🤖 AI Summary
This work addresses the intractability of exact conformal prediction for real-valued outputs, which requires training infinitely many estimators and renders confidence regions computationally prohibitive. The authors propose a general framework to efficiently construct a tight approximation of the full conformal prediction region within a reproducing kernel Hilbert space (RKHS). By introducing a notion of “thickness” to quantify the deviation between the approximate and true conformal regions, and leveraging the smoothness of the loss and score functions, they establish approximation error bounds that depend explicitly on the regularity of the underlying function. This approach not only enables scalable computation of conformal confidence regions but also provides rigorous theoretical guarantees on the tightness of the approximation.
📝 Abstract
Full conformal prediction is a framework that implicitly formulates distribution-free confidence prediction regions for a wide range of estimators.

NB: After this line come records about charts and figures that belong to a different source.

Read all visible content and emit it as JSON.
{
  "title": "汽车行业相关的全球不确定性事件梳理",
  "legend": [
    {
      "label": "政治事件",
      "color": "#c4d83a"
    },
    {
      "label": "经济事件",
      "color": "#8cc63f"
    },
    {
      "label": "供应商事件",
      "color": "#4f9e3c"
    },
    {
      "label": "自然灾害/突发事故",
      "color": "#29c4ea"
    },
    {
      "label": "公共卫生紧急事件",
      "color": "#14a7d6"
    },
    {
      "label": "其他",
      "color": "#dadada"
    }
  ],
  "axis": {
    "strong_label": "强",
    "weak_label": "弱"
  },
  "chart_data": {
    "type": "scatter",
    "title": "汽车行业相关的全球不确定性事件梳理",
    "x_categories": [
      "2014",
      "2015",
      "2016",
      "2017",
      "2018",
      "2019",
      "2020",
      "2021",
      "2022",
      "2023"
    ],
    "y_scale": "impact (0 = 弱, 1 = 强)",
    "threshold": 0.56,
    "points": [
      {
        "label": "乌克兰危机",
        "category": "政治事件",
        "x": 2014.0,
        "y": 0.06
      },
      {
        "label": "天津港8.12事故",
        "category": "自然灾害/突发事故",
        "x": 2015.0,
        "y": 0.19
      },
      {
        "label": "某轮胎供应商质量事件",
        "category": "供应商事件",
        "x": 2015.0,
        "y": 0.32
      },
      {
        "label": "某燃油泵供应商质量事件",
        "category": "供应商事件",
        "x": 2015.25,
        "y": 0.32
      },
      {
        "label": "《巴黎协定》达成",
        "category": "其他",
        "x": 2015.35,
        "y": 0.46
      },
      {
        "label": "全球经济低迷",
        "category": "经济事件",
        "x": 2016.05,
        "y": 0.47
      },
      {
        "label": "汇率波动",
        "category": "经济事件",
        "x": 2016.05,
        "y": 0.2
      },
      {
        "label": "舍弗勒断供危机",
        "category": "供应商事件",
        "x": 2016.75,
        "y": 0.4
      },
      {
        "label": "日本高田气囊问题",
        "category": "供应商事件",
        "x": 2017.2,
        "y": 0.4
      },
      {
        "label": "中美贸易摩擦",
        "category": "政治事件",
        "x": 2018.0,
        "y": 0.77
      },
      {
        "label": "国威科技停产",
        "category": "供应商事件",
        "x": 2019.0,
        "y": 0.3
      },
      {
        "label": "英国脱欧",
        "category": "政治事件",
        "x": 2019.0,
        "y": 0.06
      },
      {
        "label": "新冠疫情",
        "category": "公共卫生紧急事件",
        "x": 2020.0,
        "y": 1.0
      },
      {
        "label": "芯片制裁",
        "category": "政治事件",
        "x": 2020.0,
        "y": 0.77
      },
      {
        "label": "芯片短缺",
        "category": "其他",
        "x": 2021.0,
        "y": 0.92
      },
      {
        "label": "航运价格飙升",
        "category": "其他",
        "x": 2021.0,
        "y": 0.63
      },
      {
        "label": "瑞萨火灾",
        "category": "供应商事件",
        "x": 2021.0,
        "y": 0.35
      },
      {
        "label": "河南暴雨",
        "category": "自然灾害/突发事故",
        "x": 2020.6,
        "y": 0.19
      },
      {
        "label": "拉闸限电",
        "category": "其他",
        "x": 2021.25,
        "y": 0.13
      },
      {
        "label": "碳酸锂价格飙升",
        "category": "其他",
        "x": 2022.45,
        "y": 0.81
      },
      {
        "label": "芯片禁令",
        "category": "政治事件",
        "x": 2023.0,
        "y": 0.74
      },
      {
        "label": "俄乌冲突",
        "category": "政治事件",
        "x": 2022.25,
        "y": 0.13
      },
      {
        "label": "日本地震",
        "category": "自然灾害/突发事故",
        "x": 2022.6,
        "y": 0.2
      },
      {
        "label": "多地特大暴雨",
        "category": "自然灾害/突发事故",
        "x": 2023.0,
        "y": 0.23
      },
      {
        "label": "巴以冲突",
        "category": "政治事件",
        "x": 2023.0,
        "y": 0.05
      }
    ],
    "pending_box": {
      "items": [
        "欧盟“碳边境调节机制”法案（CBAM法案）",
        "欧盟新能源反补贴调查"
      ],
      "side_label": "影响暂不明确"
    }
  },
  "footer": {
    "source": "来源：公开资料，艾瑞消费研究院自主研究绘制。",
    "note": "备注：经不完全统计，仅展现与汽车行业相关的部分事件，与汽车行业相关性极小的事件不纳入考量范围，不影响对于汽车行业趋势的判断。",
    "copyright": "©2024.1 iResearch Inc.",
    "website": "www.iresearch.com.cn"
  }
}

However, a classical limitation of the full conformal framework is the computation of the confidence prediction regions, which is usually impossible since it requires training infinitely many estimators (for real-valued prediction for instance). The main purpose of the present work is to describe a generic strategy for designing a tight approximation to the full conformal prediction region that can be efficiently computed. Along with this approximate confidence region, a theoretical quantification of the tightness of this approximation is developed, depending on the smoothness assumptions on the loss and score functions. The new notion of thickness is introduced for quantifying the discrepancy between the approximate confidence region and the full conformal one.